Kepler ist ein Satellit für Statistiker
Damit kein Missverständnis entsteht: Das Aufspüren einer zweiten Erde war nie das zentrale Motiv von Kepler. Das 95-Zentimeter-Teleskop war nie als Paparazzo gedacht, der die spektakulärsten Sternsysteme im All ablichten sollte. Astronomen sahen in dem Satelliten vom Format eines Kleinwagens vielmehr einen Demoskopen, der den ersten aussagekräftigen Planetenzensus der Milchstraße durchführen sollte. Deshalb blickt der Späher in eine weit entfernte Region unserer Galaxie und studiert nicht etwa unsere unmittelbare kosmische Nachbarschaft.
Allen voran interessierte die Astronomen, wie häufig potenziell bewohnbare Felsplaneten im Orbit sonnenähnlicher Sterne sind. Dazu blickte Kepler von Mai 2009 bis 2013 auf einen kleinen Himmelsausschnitt im Sternbild Schwan. Dort beobachtete der Satellit etwa 170 000 Sterne und hielt nach winzigen Helligkeitsschwankungen Ausschau. Registrierte die Elektronik bei einem Stern periodisch wiederkehrende Verdunklungen, schlossen die Wissenschaftler auf die Existenz eines Planeten im Orbit. Die Häufigkeit der so entdeckten Welten wollte das Kepler-Team dann auf die ganze Milchstraße hochrechnen, was bei vielen Planetentypen auch gelungen ist.

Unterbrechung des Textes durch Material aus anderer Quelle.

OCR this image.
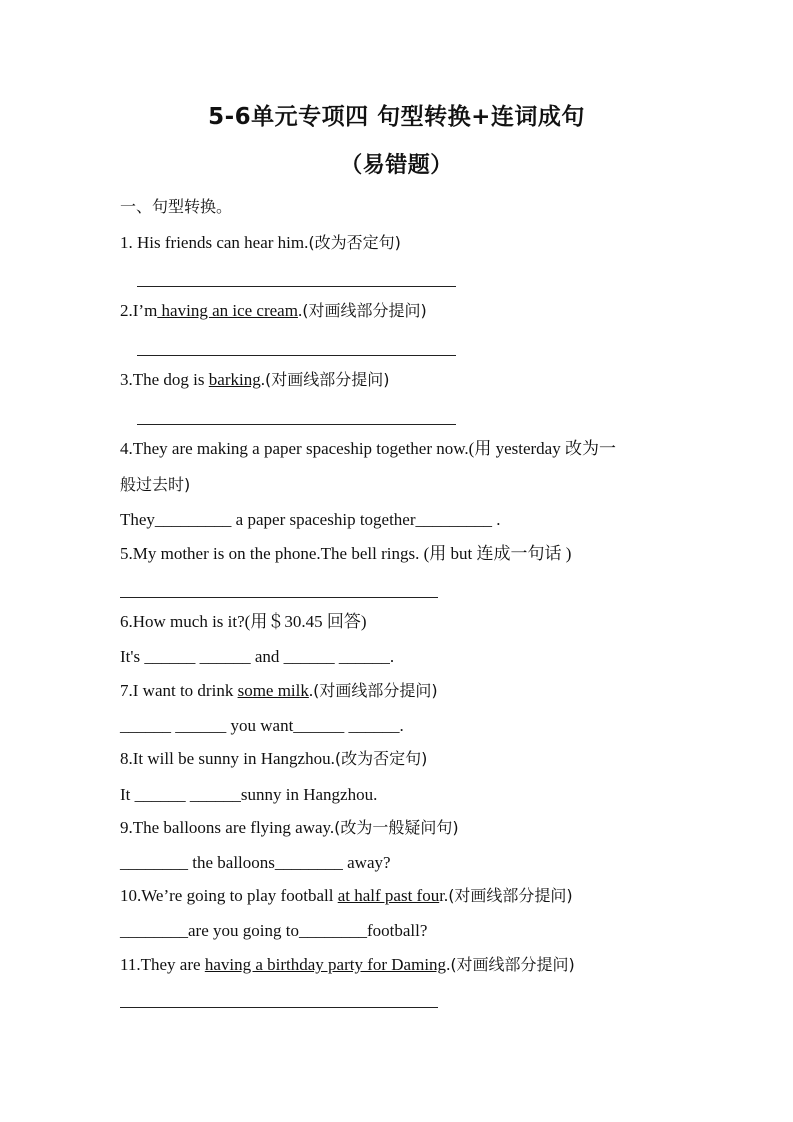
5-6单元专项四 句型转换+连词成句
（易错题）
一、句型转换。
1. His friends can hear him.(改为否定句)
2.I’m having an ice cream.(对画线部分提问)
3.The dog is barking.(对画线部分提问)
4.They are making a paper spaceship together now.(用 yesterday 改为一
般过去时)
They_________ a paper spaceship together_________ .
5.My mother is on the phone.The bell rings. (用 but 连成一句话 )
6.How much is it?(用＄30.45 回答)
It's ______ ______ and ______ ______.
7.I want to drink some milk.(对画线部分提问)
______ ______ you want______ ______.
8.It will be sunny in Hangzhou.(改为否定句)
It ______ ______sunny in Hangzhou.
9.The balloons are flying away.(改为一般疑问句)
________ the balloons________ away?
10.We’re going to play football at half past four.(对画线部分提问)
________are you going to________football?
11.They are having a birthday party for Daming.(对画线部分提问)
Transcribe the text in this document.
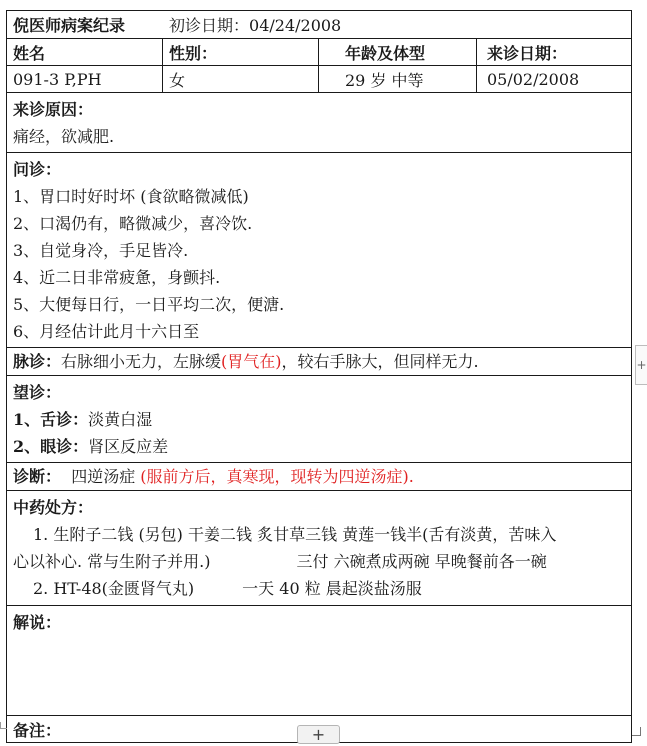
倪医师病案纪录	初诊日期：04/24/2008
姓名	性别：	年龄及体型	来诊日期：
091-3 P,PH	女	29 岁 中等	05/02/2008
来诊原因：
痛经，欲减肥.
问诊：
1、胃口时好时坏 (食欲略微减低)
2、口渴仍有，略微减少，喜冷饮.
3、自觉身冷，手足皆冷.
4、近二日非常疲惫，身颤抖.
5、大便每日行，一日平均二次，便溏.
6、月经估计此月十六日至
脉诊：右脉细小无力，左脉缓(胃气在)，较右手脉大，但同样无力.
望诊：
1、舌诊：淡黄白湿
2、眼诊：肾区反应差
诊断： 四逆汤症 (服前方后，真寒现，现转为四逆汤症).
中药处方：
1. 生附子二钱 (另包) 干姜二钱 炙甘草三钱 黄莲一钱半(舌有淡黄，苦味入
心以补心. 常与生附子并用.)	三付 六碗煮成两碗 早晚餐前各一碗
2. HT-48(金匮肾气丸)	一天 40 粒 晨起淡盐汤服
解说：
备注：
+
+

Kepler offenbarte dabei eine planetare Vielfalt, die nur wenige Forscher erwartet hatten. Das Weltall ist voller exotischer Welten, die in allerlei Größen und Temperaturen daherkommen: heiße Gasriesen, brodelnde Lavahöllen, felsige Super-Erden und Minineptune. Sie alle sind den Kepler-Daten zufolge extrem häufig in der Milchstraße.
Auf knapp 50 Planeten könnte Wasser fließen
Die größte Aufmerksamkeit wurde indes jenen erdähnlichen Felsplaneten zuteil, die Kepler aufspürte. Im Katalog der Mission finden sich knapp 50 Welten, auf denen Wasser fließen könnte. Fast ausnahmslos sind sie ein gutes Stück größer als die Erde oder befinden sich dichter an ihrem Stern. Die größte Ähnlichkeit weist ein Planetenkandidat namens KOI 7711.01 auf, dessen Existenz den Forschern zufolge allerdings erst zu 90 Prozent gesichert ist.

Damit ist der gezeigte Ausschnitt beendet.